The immunohistochemistry analysis revealed a negative association between MSH2 and MLh2, but no evidence of causality. Both the MSH3 and MMR proteins play minor roles in human tumorigenesis. It is important to distinguish the differences between the two proteins so as to improve our ability to intervene in CAG/CTG expansion. However, further studies need to be conducted to determine the exact role of these proteins in tumorigenesis.

Antibodies for PCNA and MSH3 are monoclonal and polyclonal in nature. Both proteins react with PCNA and MSH3 in animal samples. Boster Bio uses rabbit and mouse as the models for its antibodies. The protein is an auxiliary protein of DNA polymerase delta that enhances the polymerase's processibility during elongation of the leading strand. PCNA is known to stimulate 3'-phosphodiesterase, but not AP endonuclease.

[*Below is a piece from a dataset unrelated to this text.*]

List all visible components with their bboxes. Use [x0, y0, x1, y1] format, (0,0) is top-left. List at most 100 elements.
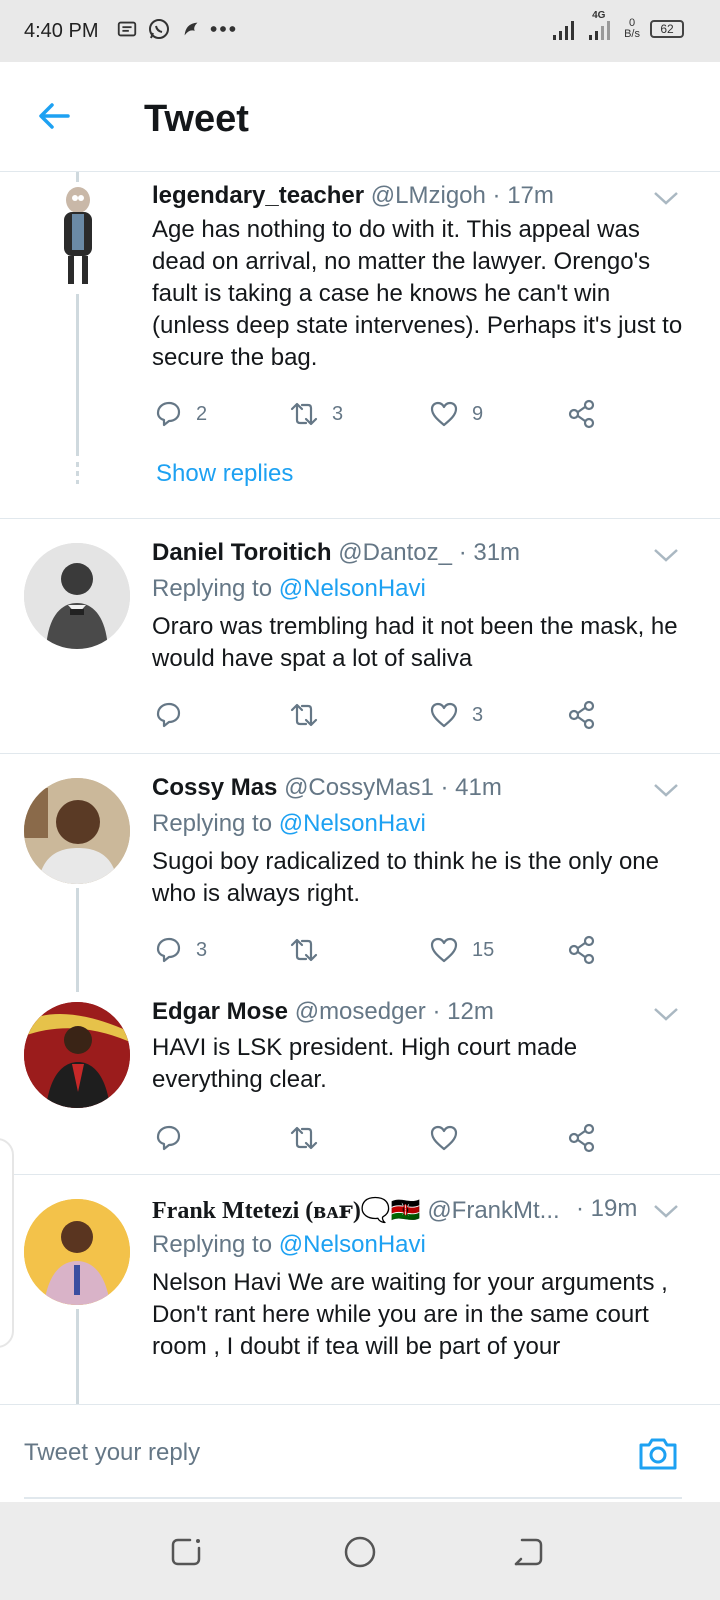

MSH2 and MSH3 are a heterodimer that recognizes mismatch repair. The hMutLa complex of MLh2, PMS2, and PCNA restores the function of mismatch repair in colon tumors. The PRCA gene, which encodes PCNA, has been identified as a participant in mismatch repair. In addition, p21 is a universal cyclin-dependent kinase inhibitor and inhibits strand-specific mismatch repair.

The 3.2 kb marker shows the original location of the strand-specific mismatch or strand break. It also shows the location of the oligonucleotide probe used in the experiment. 6.4 kb is mapped for ligated substrates and normal repair products. The 3.2 kb 5' of Bsp106 represents the heteroduplex strand-break and MSH3 marker in Boster bio.